Digital cameras have all but eliminated the need for the memory boxes of the 1970s-usually ripped shoeboxes of family photos, old negatives, and other odds and ends stored underneath the bed. Recently, new document and slide scanning devices available to retailers are finding a home for those memories by helping customers scan and digitize their old images or slides. These devices are also enabling professionals to archive their slides and negatives from yesteryear, in an orderly fashion.
Although scanning isn't new, there are document and slide scanners that allow for quick, automated scanning of large orders. Such scanning services allow retailers and labs to sell add-on products to increase profits even more.
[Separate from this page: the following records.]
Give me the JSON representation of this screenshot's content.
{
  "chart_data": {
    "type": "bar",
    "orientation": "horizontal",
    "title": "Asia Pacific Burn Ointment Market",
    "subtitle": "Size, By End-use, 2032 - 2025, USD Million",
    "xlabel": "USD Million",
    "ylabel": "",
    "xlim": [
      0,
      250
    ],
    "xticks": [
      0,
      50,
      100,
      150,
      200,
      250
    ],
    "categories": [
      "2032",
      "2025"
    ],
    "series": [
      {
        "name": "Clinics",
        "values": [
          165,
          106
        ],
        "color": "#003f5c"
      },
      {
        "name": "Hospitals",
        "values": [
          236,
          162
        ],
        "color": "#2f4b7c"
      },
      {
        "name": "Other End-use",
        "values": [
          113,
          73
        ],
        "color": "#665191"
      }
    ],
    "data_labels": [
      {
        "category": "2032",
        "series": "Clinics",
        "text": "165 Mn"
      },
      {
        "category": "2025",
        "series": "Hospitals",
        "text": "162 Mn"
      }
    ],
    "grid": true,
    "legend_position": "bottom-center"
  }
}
The latest scanning models, such as the Kodak s1220 document scanner (shoebox) and Braun's Multimag SlideScan 4000 are so fast that they enable dealers to automate the work rather than having to take time out to sit at a flatbed or film scanner, respectively, and conduct the work by hand.
Not quite considered a shoebox scanner, the Braun slide scanner, manufactured in Germany, is already being used by dealers nationwide in the U.S.
"[Because] it frees up employee time, and at the same time increases a dealer's or lab's services, it is a very cost-effective way to add considerable profit to the store or lab," said Bob Solomon, HP Marketing Corp., the U.S. distributor for the Braun scanners. "The scanning is so automatic [that] the store/lab only has to load the slide tray and tell the computer (Mac or PC) which slides to scan and at what resolution, output/input size, etc. The user can then go do whatever else needs to be done, and the scanner will do the rest automatically."
In fact, some retailers who have invested in the machines are already experiencing a buoy in their bottom line, helping to replace revenue lost from film processing.
Francy Paquette, owner of Allied Digital Photo in Germantown, WI, purchased a Braun slide scanner a little more than a year ago after searching the internet for a U.S. dealer. She has already seen a profit.
"We needed a system that wouldn't tie up our big printers for scanning slides," she said. "The [Braun] system offered us everything we were looking for in a scanner."
Specifically, Paquette is able to load as many as 100 slides into the carousels and have them ready for scanning. Her clients (professional photographers and consumers) bring in anywhere from 100 to 1,000 slides at a time. After digitizing, she often sells photo slideshow DVDs, memory books, prints, archiving CDs, photo montages, and panels, some as large as 44x72-inches. Because the scanner is fully automatic, employees are free to do other tasks.
Kodak's shoebox document scanner, the s1220 photo scanning system, scans prints or documents to digitize them-perfect for those customers with "long-lost negatives."
The Kodak system is sold through authorized resellers like Brooke International, EDAC, Insight, Lucidiom, PC Connection, Hyde's Distribution, Foto Source Canada, CDW, Cord Camera, HPI International, Ideal Scanners, Rimage, and WorldSoft.